The holidays are coming and I, for one, am very excited about it. I love to cook and bake and watch football and spend quality time with my family. Luckily for me, this year I will have help in the kitchen: My twins are 10 and have already started asking to help bake different things. Other than the mess, we have had great success: two batches of yeast rolls, some cinnamon rolls and several kinds of cookies, all from scratch. I know who is in charge of desserts at my house this year.
With so many people coming in and out of our homes over the holidays, there is a topic that needs discussion. That topic is drug diversion. Simply put, drug diversion is taking prescription drugs from pharmacies and other legal sources and moving them into the illegal market. Then the drugs are illegally sold.

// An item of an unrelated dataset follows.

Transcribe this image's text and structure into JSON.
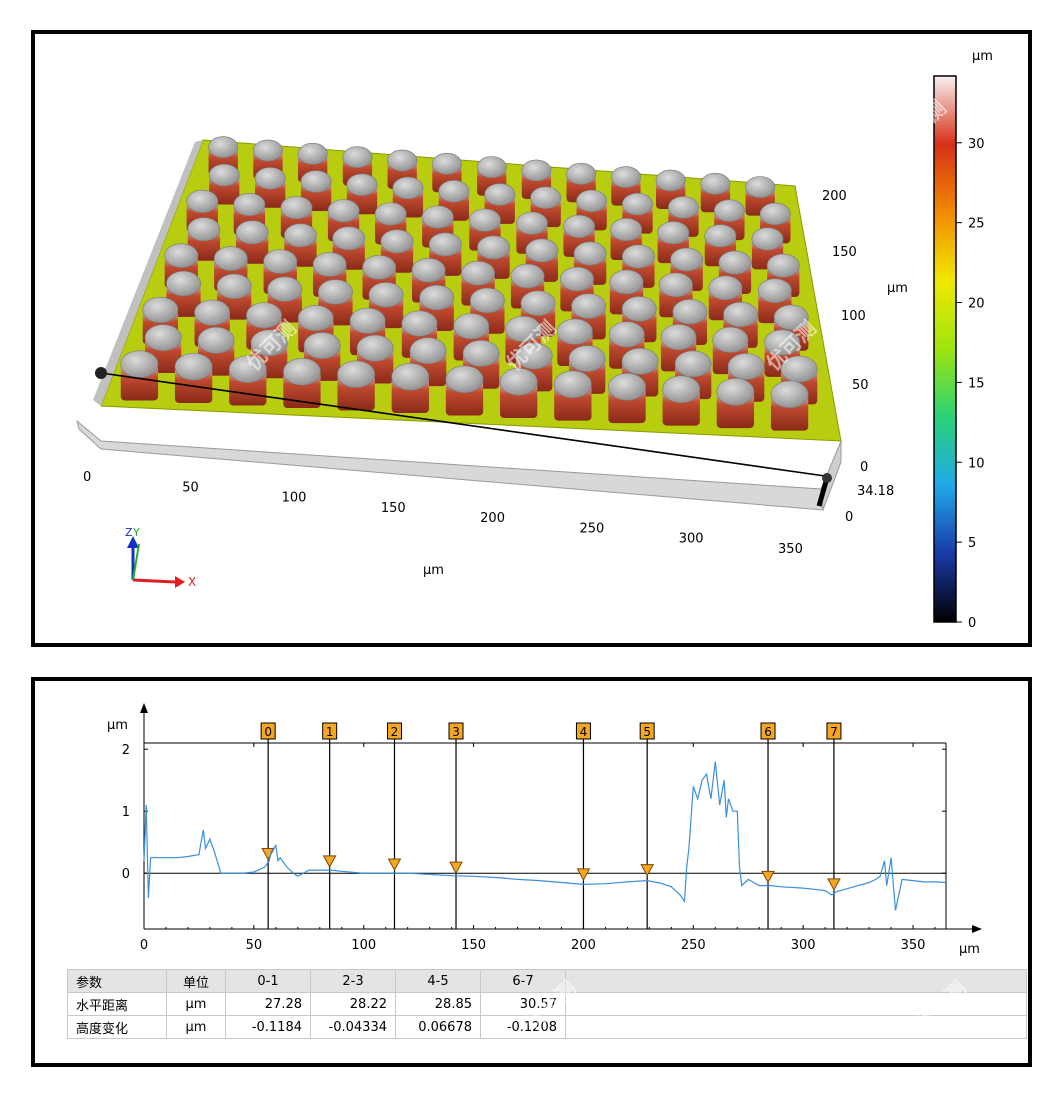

Drug diversion matters because it can cost all of us who pay into and use Medicare and Medicaid, and even private insurance. The estimated cost of controlled prescription drug diversion and abuse to both public and private medical insurers is approximately $72.5 billion a year, according to the Pharmacy Times. That is a lot of money. And the cost is not just in dollars, but also in productivity and lives.
Many people think prescription drugs are safer than illegal drugs — but they are safe only when they are taken exactly as prescribed. Annually, more than a million people end up in the emergency room for taking prescription drugs incorrectly. More than 40 people die daily from the misuse of prescription painkillers. That’s more than the number of people dying from using heroin and cocaine combined.
It’s against the law to divert drugs — you can go to jail for it. But, it happens.
Drug diversion can happen when someone goes to more than one doctor to get the same prescription too often. It can happen when someone steals, or when someone buys medications from other people. It also can happen when someone illegally signs or changes a prescription.
There are some ways you can prevent drug diversion:
• Use drugs as prescribed by your doctor.
• Count your medicine before you leave the pharmacy.
• Safeguard all your prescriptions and prescription medications — there are medicine lockboxes to secure your prescriptions.
• When your doctor changes your prescriptions, make sure you safely get rid of unused portions. Ask your pharmacist how to do that. Some police and sheriff offices have a drop box to put old prescriptions in.
Report suspected drug diversion and other Medicare fraud or abuse to the Missouri Senior Medicare Patrol at (888) 515-6565. SMPs are funded through the U.S. Department of Health and Human Services, Administration for Community Living and the Administration on Aging.
Be on the alert and know where your medicine is and who has access to it. Sharing many things around the holidays is a great idea, but sharing medicine is never a good thing.
If you have recipes for a couple of 10-year-olds, you can share those. Enjoy all the wonderful food, football and family, and stay safe this holiday season!